M.Sc Thesis


M.Sc StudentZilber Erez
SubjectTPT-RAID: a High Performance Box-Fault Tolerant Storage
System
DepartmentDepartment of Electrical and Computer Engineering
Supervisor ASSOCIATE PROFESSOR Yitzhak Birk


Abstract

Storage devices are inexpensive. Reliable storage systems, however, remain expensive, and even they are susceptible to a box-level failure, rendering an entire ECC group unavailable. One solution is a multi-box raid, wherein each error-correction group uses at most one block from each storage box. We introduce TPT-RAID, a highly available, scalable yet simple multi-box RAID. TPT-RAID extends the idea of an out-of-band SAN controller into the RAID: data is sent directly between hosts and targets and between targets, and the RAID controller supervises ECC calculation performed by the targets.
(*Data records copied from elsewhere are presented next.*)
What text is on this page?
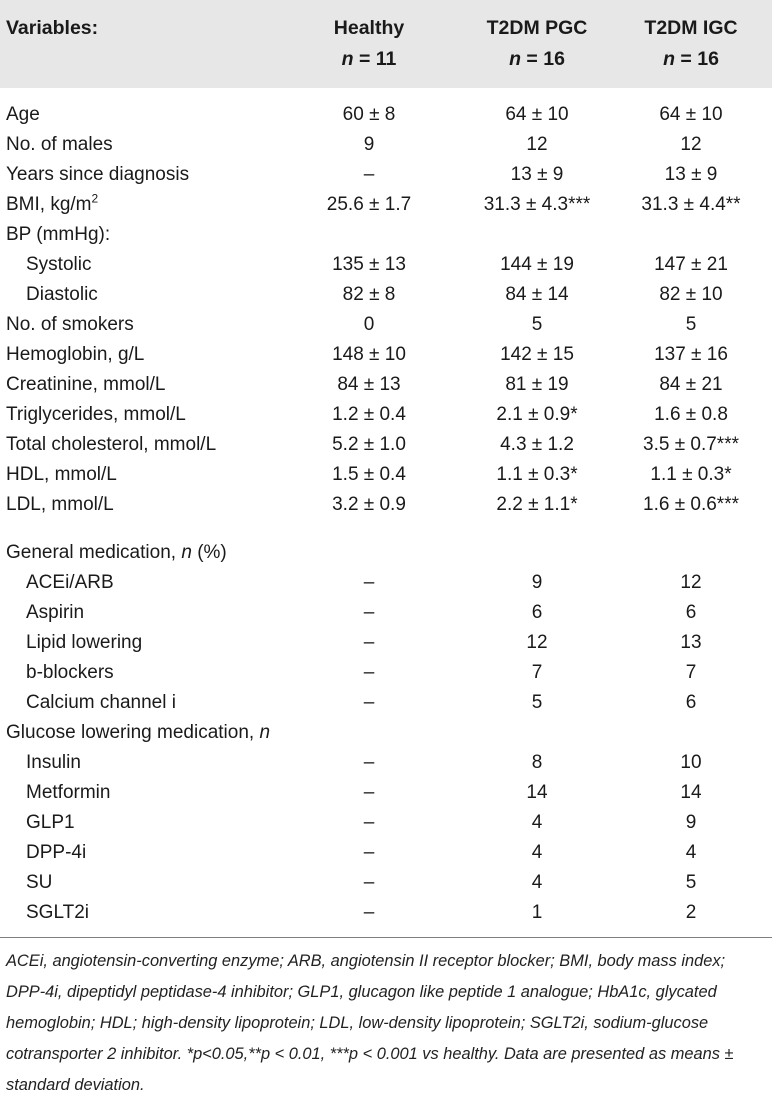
Variables:	Healthy	T2DM PGC	T2DM IGC
n = 11	n = 16	n = 16
Age	60 ± 8	64 ± 10	64 ± 10
No. of males	9	12	12
Years since diagnosis	–	13 ± 9	13 ± 9
BMI, $kg/m^2$	25.6 ± 1.7	31.3 ± 4.3***	31.3 ± 4.4**
BP (mmHg):
Systolic	135 ± 13	144 ± 19	147 ± 21
Diastolic	82 ± 8	84 ± 14	82 ± 10
No. of smokers	0	5	5
Hemoglobin, g/L	148 ± 10	142 ± 15	137 ± 16
Creatinine, mmol/L	84 ± 13	81 ± 19	84 ± 21
Triglycerides, mmol/L	1.2 ± 0.4	2.1 ± 0.9*	1.6 ± 0.8
Total cholesterol, mmol/L	5.2 ± 1.0	4.3 ± 1.2	3.5 ± 0.7***
HDL, mmol/L	1.5 ± 0.4	1.1 ± 0.3*	1.1 ± 0.3*
LDL, mmol/L	3.2 ± 0.9	2.2 ± 1.1*	1.6 ± 0.6***
General medication, n (%)
ACEi/ARB	–	9	12
Aspirin	–	6	6
Lipid lowering	–	12	13
b-blockers	–	7	7
Calcium channel i	–	5	6
Glucose lowering medication, n
Insulin	–	8	10
Metformin	–	14	14
GLP1	–	4	9
DPP-4i	–	4	4
SU	–	4	5
SGLT2i	–	1	2
ACEi, angiotensin-converting enzyme; ARB, angiotensin II receptor blocker; BMI, body mass index; DPP-4i, dipeptidyl peptidase-4 inhibitor; GLP1, glucagon like peptide 1 analogue; HbA1c, glycated hemoglobin; HDL; high-density lipoprotein; LDL, low-density lipoprotein; SGLT2i, sodium-glucose cotransporter 2 inhibitor. *p<0.05,**p < 0.01, ***p < 0.001 vs healthy. Data are presented as means ± standard deviation.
This prevents a communication bottleneck in the controller and improves performance dramatically while retaining the simplicity of centralized control. TPT-RAID moreover conforms to a conventional switched network architecture, whereas an in-band RAID controller would either constitute a communication bottleneck or would have to be constructed as a full-fledged router. TPT-RAID can be implemented as a software extension to a SAN controller without hardware changes. This and TPT-RAID 's scalability are demonstrated by our TPT-RAID prototype that uses InfiniBand, an emerging very high speed interconnect with RDMA capability. We prove the correctness and completeness of TPT-RAID. Finally, we describe the required protocol extensions.